In conventional measurements of the impact of disaster risk, the unit used is dollars. For this alternative index, the unit of measurement is “lost life years” — the loss of the equivalent of one year of full health.

Both the VSL and the life years lost index can be used to measure the health burden of disasters. They are both ways that can be used to aggregate the health benefits of disaster prevention or mitigation, or the health costs of disasters.

You might believe that avoiding placing a value on lives lost, as the life years lost index does, is an improvement over the VSL. However, there is an implicit assumption that you are making when doing so, that you probably don't even realise that you are making, and which you would probably find just as distasteful as placing a value on human lives. The assumption is that every lost life year has the same value. That's a necessary assumption in order to add up the lost life years from different people.

That assumption doesn't seem so bad, right? But let's think about the implications of making that assumption. If a young person dies aged five years, when they had a life expectancy of 85 years, then that represents 80 lost life years. So, that young person's death would add 80 to the 'life years lost index'. If an older person dies aged 85 years, when they had a life expectancy of 90 years, then that represents 5 lost life years. So, that older person's death would add 5 to the 'life years lost index'. In other words, the young person's life is worth 16 times the older person's life, when you calculate the 'life years lost index'.

Moreover, if government was making decisions on the basis of the 'life years lost index', they would be well justified to devote excess resources to saving young people and protecting their health. After all, saving a young person leads to a significantly greater improvement in the index than does saving an older person. If you extend the index to considering disability, then any treatment that reduces disability or improves health among young people is similarly going to be preferred over the same treatment being offered to older people. Are you still feeling good about not valuing lives saved?

To be fair, the value of statistical life has exactly the opposite problem. It values all lives equally, so a life saved near the end of life is valued the same as a life saved near its beginning. That doesn't seem so bad on the surface, until you think about what that means for the value of a life year. Each year of additional life added for the older person I used in the example above would be valued at 16 times each year of additional life added for the young person.

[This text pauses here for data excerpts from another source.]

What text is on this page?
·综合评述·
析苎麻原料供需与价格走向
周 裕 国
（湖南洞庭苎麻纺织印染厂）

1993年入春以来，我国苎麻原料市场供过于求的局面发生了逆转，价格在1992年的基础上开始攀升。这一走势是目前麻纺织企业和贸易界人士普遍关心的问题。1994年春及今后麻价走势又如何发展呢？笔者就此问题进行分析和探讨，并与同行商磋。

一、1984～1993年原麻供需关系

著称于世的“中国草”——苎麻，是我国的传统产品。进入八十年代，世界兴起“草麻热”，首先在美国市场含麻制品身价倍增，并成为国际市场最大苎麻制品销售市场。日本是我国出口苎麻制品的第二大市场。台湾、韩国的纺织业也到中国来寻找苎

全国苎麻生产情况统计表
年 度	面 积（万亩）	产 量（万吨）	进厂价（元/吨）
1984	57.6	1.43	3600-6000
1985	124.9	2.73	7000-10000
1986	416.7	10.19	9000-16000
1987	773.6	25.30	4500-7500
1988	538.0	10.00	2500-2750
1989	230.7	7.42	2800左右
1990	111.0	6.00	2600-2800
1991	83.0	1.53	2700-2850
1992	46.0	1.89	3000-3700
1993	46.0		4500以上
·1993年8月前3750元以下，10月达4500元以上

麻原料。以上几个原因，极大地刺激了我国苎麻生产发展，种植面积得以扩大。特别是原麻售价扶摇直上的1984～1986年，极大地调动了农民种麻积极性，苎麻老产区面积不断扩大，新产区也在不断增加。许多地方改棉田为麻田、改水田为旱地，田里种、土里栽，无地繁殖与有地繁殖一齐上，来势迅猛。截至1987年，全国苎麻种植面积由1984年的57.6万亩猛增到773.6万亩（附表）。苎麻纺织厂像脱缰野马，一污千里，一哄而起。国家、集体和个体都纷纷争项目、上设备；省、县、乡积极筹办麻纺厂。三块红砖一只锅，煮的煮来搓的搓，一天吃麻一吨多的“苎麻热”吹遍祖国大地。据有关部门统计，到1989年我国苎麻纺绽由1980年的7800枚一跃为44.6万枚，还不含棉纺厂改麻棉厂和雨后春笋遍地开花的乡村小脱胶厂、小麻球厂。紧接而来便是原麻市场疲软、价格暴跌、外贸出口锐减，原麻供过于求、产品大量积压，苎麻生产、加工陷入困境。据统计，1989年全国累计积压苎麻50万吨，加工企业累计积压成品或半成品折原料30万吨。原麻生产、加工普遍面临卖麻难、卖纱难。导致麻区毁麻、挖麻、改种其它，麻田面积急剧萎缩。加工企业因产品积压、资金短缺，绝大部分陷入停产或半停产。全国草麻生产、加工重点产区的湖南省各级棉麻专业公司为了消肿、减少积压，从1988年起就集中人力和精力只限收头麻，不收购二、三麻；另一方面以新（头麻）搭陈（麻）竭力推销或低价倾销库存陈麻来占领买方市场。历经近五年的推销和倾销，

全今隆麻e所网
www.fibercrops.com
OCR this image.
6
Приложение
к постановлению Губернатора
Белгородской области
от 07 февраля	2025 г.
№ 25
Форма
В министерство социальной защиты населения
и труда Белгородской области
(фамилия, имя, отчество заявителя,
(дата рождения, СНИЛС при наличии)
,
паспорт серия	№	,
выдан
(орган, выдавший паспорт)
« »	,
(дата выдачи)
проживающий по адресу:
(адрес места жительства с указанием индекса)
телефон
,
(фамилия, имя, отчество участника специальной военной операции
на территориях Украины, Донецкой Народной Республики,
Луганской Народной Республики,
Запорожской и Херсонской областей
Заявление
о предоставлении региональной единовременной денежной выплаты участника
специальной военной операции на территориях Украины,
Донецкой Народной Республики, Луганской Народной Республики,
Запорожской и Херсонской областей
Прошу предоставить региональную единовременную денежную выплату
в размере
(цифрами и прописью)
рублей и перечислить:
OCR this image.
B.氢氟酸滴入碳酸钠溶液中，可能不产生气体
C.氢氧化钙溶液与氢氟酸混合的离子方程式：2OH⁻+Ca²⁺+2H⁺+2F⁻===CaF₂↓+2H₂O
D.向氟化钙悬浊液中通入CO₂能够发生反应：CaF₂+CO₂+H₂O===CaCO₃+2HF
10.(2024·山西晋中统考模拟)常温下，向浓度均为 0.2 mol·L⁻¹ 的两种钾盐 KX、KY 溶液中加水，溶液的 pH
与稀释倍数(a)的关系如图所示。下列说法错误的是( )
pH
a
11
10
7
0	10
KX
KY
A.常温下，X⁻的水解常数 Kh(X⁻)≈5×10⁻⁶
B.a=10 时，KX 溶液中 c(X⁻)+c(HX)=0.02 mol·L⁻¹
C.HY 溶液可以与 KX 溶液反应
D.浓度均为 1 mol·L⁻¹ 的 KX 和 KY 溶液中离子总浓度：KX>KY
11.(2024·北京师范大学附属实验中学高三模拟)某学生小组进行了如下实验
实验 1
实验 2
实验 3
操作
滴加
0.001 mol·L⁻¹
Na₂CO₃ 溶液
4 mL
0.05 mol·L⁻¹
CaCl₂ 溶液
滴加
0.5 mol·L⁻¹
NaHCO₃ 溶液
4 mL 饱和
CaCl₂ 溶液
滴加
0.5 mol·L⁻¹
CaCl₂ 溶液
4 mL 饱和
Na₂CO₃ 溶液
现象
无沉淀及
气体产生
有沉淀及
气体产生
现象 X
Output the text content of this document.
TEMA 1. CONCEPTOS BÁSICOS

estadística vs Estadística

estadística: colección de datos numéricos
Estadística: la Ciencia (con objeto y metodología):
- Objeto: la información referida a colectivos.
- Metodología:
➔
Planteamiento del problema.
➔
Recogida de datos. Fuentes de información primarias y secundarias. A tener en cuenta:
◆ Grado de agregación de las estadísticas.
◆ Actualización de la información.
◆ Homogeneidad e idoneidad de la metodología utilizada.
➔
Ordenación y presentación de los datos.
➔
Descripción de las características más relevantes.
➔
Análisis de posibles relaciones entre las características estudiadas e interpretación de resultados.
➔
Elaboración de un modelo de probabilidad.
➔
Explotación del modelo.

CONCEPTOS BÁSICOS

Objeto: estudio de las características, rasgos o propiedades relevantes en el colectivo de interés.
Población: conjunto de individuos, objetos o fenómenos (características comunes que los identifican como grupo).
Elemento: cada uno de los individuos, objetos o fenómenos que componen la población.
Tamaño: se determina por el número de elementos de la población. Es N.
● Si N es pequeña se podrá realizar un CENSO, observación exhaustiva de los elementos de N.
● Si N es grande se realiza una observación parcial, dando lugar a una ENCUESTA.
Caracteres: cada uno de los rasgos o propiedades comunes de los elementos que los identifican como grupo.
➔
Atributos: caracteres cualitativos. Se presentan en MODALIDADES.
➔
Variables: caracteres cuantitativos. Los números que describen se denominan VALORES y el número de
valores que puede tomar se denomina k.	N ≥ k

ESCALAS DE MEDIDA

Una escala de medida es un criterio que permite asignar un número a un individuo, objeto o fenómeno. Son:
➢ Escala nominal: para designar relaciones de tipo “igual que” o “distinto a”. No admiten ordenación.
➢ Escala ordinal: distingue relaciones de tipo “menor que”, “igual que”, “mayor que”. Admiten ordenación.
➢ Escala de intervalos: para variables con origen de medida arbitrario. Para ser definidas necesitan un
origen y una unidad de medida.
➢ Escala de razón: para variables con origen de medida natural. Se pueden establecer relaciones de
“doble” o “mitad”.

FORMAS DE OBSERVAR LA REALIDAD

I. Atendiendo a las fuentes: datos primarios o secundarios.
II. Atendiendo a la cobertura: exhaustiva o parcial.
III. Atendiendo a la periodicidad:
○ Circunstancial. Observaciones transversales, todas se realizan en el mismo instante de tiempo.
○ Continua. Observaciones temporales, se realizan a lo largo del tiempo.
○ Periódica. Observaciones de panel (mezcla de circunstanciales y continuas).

So, a government would be well justified to divert resources to treatments for older people that extend their lives, rather than the same treatments for younger people.

Aggregating health benefits is a difficult problem. These issues (and several related issues) are well covered in Kip Viscusi's excellent book Pricing Lives (which I reviewed here). There isn't a perfect solution to this dilemma, and economics cannot answer the question of which option - pricing lives saved (as the value of a statistical life does), or life years (as the life years lost index does) - is better. It is quite reasonable to hold an opinion either way, and quite unreasonable to impose your opinion on others. Critiques of VSL like the one that Noy uses do little to help people understand the issues, or to make an informed judgement for themselves.